Seroprevalence studies indicate that ~50% of Western Europeans and
~75% of Africans from rural Senegal have been exposed to T. whipplei.
Higher prevalence may be attributable to differences in sanitation.
Humans are the only known host. In most studies, males more commonly develop WD; WD is more common in Caucasians and increases
with age. To date, no clear animal or environmental reservoir has been
demonstrated. However, the organism has been identified by PCR in
sewage water and human feces. Workers with direct exposure to sewage are more likely to be asymptomatically colonized than controls, a
pattern suggesting fecal–oral spread. Fecal PCR detection rates of 38%
among family members of carriers or patients with infection support
oral–oral or fecal–oral spread, although a common environmental
exposure cannot be excluded. Further, the development of acute T.

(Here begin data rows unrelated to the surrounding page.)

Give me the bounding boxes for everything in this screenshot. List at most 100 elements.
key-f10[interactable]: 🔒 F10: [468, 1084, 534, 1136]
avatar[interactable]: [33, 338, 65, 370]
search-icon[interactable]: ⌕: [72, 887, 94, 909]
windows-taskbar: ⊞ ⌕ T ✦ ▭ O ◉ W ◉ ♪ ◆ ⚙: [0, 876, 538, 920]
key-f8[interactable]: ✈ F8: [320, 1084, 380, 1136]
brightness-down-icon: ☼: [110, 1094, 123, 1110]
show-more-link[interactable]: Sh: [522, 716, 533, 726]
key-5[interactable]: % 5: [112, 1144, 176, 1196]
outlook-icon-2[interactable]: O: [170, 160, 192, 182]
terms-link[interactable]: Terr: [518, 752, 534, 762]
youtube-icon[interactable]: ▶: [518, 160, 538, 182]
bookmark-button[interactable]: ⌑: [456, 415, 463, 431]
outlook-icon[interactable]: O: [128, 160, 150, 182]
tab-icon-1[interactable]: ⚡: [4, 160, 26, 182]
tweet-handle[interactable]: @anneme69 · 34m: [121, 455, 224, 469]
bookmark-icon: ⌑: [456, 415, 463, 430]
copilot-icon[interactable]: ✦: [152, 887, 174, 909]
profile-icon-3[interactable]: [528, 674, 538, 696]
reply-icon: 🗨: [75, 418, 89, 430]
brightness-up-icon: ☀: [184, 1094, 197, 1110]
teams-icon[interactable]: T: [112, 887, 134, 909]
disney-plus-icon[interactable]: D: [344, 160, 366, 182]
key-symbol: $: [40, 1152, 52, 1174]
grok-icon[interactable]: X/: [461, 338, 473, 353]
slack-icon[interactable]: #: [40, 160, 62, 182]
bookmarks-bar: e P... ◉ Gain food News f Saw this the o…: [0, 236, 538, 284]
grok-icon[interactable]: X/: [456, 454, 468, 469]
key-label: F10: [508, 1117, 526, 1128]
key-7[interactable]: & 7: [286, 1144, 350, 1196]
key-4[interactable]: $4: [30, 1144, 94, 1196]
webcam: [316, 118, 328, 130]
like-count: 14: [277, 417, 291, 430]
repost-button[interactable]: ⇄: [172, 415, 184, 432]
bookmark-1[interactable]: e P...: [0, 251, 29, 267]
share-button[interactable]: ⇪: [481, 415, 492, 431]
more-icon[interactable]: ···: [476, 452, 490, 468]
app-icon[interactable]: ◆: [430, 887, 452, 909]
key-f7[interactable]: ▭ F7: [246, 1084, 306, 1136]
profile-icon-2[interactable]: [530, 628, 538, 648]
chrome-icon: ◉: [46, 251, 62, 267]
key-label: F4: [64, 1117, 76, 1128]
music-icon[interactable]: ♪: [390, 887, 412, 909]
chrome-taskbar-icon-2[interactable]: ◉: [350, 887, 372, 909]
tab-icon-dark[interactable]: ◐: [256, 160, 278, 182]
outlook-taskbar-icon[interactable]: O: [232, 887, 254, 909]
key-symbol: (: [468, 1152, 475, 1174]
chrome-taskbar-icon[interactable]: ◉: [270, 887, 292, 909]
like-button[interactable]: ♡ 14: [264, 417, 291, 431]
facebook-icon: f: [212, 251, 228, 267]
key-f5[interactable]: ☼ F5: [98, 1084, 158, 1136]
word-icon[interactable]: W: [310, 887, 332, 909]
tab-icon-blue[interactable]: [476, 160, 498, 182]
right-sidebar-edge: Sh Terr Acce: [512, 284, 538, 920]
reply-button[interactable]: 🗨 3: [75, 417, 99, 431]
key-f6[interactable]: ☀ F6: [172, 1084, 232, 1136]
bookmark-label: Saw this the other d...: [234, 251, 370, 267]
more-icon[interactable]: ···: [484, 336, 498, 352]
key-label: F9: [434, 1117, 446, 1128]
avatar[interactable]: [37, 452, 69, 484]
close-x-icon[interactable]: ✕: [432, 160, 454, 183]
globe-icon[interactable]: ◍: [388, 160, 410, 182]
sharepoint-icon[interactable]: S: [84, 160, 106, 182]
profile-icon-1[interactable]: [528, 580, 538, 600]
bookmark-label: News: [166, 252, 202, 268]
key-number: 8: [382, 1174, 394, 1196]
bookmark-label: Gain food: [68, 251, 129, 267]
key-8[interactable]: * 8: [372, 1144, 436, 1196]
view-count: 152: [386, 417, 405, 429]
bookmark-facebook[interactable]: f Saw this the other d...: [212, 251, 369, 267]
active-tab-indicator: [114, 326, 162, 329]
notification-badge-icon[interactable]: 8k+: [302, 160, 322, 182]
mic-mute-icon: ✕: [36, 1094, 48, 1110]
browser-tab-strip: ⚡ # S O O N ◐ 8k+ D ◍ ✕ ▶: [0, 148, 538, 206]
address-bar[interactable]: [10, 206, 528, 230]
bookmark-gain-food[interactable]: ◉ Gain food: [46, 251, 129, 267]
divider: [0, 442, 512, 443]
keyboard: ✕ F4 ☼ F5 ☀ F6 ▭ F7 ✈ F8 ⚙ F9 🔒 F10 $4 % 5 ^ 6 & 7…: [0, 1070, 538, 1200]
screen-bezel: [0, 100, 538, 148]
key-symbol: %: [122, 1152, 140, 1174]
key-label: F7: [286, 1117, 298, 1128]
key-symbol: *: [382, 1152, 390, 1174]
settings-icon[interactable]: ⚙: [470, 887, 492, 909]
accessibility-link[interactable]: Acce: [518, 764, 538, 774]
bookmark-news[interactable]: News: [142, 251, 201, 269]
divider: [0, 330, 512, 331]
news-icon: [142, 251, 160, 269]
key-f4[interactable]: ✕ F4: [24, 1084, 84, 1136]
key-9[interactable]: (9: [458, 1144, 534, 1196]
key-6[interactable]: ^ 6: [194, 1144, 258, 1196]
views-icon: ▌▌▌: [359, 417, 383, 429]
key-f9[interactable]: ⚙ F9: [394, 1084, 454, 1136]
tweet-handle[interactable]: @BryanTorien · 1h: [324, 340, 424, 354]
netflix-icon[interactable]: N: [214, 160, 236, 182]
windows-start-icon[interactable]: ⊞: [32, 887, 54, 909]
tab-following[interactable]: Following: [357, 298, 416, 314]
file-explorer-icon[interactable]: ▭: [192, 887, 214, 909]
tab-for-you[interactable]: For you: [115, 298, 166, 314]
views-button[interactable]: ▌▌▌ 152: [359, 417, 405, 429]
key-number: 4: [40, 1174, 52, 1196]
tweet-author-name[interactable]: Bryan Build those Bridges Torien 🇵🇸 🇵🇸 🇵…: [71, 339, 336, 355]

whipplei pneumonia in children raises the possibility of droplet or
airborne transmission.
■ PATHOGENESIS AND PATHOLOGY
Rates of asymptomatic carriage of T. whipplei are far higher than
rates of chronic infection (<0.01% of those exposed). Both decreased
host pathogen-specific inflammatory response and pathogen-driven
modulation of host inflammatory response likely play a role in establishing chronic infection. The human leukocyte antigen (HLA) alleles
DRB1*
13 and DQB1*
06, which stimulate humoral rather than cellmediated immune responses, are associated with an increased risk of
infection. However, only a minority of infected patients possess these
haplotypes, suggesting a role for other host factors. IRF4, a transcription factor involved with the immune response, could be such a factor
as evidenced by four related family members with WD who possessed
IFR4 haploinsufficiency due to a loss-of-function mutation; the distribution of WD in this extended family was consistent with an autosomal
dominant trait with incomplete penetrance.

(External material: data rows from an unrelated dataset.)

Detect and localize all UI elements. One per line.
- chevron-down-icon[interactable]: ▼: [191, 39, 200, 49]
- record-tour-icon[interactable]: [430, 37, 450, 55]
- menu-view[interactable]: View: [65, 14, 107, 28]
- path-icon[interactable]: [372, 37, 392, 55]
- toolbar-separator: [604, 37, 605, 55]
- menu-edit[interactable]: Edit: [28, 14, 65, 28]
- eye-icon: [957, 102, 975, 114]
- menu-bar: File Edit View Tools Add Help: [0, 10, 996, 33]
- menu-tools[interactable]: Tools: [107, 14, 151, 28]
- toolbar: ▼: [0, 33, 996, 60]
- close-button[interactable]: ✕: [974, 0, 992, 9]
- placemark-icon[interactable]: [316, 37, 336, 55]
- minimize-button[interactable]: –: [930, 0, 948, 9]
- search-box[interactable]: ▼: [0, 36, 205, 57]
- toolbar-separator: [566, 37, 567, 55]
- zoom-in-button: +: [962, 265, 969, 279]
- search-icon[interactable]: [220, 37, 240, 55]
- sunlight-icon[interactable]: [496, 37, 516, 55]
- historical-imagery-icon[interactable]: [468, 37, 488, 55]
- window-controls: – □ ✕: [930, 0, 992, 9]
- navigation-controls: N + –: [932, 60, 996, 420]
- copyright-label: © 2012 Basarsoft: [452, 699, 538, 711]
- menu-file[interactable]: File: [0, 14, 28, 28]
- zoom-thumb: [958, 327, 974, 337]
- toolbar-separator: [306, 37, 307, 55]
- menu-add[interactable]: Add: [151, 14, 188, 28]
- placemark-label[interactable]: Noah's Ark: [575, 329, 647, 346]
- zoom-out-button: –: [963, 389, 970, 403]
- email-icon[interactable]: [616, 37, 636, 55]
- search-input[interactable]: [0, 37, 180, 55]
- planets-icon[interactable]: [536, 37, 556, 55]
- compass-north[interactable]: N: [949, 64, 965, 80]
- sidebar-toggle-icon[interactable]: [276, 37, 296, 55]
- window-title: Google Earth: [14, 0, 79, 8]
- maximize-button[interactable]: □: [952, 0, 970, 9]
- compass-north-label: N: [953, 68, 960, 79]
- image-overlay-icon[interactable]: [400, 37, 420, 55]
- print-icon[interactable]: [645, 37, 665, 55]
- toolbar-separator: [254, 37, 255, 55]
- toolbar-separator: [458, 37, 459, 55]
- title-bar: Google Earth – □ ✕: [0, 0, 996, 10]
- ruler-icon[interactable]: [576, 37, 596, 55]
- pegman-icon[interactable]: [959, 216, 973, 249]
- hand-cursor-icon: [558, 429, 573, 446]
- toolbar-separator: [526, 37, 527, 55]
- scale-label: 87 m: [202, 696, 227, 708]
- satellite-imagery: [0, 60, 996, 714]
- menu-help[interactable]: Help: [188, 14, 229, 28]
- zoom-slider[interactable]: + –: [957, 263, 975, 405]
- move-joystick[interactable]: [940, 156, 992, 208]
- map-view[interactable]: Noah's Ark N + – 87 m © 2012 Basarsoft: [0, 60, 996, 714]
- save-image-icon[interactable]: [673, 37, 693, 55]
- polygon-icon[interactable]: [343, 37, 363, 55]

Flow cytometry performed in WD patients demonstrates B-cell subset abnormalities when compared to matched controls. Chronic infection is associated with an impaired TH1 response, enhanced production
of anti-inflammatory cytokines, increased activity of regulatory T cells,
M2 polarization of macrophages with diminished antimicrobial activity and impaired phagosome–lysosome fusion and ensuing apoptosis,
and blunted development of T. whipplei–specific T cells. Therapies that
blunt cell-mediated host immune responses (e.g. systemic glucocorticoids or anti–tumor necrosis factor α [TNF-α] agents) may accelerate
progression of chronic disease. Impaired cell-mediated immunity may
play a role in establishing chronic carriage of T. whipplei as is evidenced
by higher rates of detection in the secretions of HIV-infected persons.